Last drops of features

Instead of having to implement request handling yourselves, you can let NestJS do that for you: argument-scoped decorators can extract request components such as query, path or body parameters. You can even validate data using Pipes. You can also provide you own classes, which can also be used in conjunction with route and method declarations to generate your OpenAPI specification!

Questions and Answers

Does NestJS ship with an ORM?

NestJS does not natively ship with its own Object Relationship Manager but instead provides integrations with TypeORM, Sequelize and Mongoose. You can however still provide your favorite ORM.

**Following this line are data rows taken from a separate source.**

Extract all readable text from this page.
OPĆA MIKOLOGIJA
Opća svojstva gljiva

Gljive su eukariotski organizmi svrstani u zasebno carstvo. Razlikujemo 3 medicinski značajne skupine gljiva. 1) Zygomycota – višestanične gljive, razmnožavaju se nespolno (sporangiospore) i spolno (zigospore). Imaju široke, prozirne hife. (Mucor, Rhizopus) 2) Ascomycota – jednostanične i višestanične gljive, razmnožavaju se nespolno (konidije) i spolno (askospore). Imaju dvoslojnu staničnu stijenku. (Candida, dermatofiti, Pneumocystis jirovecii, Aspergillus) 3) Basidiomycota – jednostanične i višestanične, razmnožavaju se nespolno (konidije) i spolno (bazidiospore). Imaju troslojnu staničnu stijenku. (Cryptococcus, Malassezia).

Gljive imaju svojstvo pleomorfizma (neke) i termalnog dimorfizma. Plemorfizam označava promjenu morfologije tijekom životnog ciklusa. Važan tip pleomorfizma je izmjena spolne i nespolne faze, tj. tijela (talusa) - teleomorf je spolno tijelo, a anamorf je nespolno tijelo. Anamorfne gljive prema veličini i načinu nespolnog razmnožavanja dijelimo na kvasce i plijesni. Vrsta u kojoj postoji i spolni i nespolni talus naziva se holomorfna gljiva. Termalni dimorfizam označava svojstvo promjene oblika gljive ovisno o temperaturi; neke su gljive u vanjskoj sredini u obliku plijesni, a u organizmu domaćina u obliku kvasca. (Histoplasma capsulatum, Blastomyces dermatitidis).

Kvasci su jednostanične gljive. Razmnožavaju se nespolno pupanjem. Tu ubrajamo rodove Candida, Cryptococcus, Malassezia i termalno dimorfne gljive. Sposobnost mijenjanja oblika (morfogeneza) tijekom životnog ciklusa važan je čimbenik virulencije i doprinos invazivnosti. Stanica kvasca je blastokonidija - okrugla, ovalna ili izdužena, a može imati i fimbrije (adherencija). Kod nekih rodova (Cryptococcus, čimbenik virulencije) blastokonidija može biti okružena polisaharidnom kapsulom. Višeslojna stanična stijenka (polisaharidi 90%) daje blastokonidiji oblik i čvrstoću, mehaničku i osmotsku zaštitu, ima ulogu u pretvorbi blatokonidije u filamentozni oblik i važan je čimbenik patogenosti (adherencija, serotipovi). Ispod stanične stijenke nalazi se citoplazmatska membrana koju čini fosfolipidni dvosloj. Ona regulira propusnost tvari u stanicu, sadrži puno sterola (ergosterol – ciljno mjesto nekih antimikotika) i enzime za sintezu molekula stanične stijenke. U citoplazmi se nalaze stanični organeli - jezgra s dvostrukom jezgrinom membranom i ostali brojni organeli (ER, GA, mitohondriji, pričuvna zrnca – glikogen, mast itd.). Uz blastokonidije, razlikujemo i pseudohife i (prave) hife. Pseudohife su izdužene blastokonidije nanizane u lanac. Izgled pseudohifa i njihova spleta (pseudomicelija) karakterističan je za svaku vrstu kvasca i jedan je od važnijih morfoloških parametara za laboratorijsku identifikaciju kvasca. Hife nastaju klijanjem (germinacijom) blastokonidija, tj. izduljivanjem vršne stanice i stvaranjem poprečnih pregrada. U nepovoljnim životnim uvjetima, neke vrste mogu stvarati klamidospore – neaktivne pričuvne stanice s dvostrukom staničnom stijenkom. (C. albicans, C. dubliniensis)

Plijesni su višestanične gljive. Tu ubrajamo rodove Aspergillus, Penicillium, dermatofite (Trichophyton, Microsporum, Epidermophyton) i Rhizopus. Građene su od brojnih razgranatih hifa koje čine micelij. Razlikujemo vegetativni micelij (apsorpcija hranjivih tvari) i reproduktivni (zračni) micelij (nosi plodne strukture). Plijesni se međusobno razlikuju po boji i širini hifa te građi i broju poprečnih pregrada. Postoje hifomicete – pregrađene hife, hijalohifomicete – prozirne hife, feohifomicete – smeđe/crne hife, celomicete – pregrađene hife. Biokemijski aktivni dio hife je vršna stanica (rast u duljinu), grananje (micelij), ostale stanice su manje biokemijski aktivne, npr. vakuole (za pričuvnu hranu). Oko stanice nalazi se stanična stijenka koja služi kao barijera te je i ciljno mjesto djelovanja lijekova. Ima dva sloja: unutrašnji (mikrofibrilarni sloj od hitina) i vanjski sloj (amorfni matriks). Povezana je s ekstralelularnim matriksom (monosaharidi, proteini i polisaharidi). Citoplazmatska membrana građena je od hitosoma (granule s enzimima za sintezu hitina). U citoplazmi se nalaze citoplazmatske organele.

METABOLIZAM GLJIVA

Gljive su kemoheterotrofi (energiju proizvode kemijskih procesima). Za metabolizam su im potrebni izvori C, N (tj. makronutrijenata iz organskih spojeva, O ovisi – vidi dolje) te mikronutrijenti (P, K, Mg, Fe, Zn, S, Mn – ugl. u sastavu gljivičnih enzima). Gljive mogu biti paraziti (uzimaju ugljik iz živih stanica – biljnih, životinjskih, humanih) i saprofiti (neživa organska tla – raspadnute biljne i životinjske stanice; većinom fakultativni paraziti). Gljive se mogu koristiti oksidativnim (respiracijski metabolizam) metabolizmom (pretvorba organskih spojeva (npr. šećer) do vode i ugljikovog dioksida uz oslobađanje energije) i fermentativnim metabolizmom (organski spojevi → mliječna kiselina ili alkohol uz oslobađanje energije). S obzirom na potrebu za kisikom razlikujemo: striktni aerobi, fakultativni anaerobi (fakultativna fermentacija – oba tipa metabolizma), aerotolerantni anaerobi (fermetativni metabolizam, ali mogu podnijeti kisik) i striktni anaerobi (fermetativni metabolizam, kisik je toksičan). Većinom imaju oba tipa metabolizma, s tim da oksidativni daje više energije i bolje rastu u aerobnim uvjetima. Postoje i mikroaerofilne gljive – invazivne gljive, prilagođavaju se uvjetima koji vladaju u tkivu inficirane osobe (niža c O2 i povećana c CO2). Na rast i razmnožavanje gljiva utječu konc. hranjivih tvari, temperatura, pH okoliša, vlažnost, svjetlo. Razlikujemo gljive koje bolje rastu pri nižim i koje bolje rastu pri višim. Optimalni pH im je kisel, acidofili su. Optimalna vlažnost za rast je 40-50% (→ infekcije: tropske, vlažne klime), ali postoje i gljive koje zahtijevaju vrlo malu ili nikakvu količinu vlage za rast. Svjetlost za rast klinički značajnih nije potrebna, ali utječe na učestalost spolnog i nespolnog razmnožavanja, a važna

Are there any major flaws to know about with NestJS?

Not really, except the fact that people can get confused by the name similarity with NextJS. You could say that some integrations are not yet perfect such as Passport with OIDC.

How well is NestJS integrating with testing tools?

Particularly well: quality documentation and out-of-the-box support for Jest and Supertest. The only downside is testing feels less opinionated than the rest of the framework, which makes developer experience uneven.

How does OpenAPI specification generation work in NestJS?

To generate OpenAPI specifications with NestJS, you would have to use the framework decorators, additional annotations and the OpenAPI Plugin. Plugins extend what NestJS can do natively by plugging in the compilation process in order to require less boilerplate code. However, the further you wish to go with OpenAPI specifications, the more verbose it will get.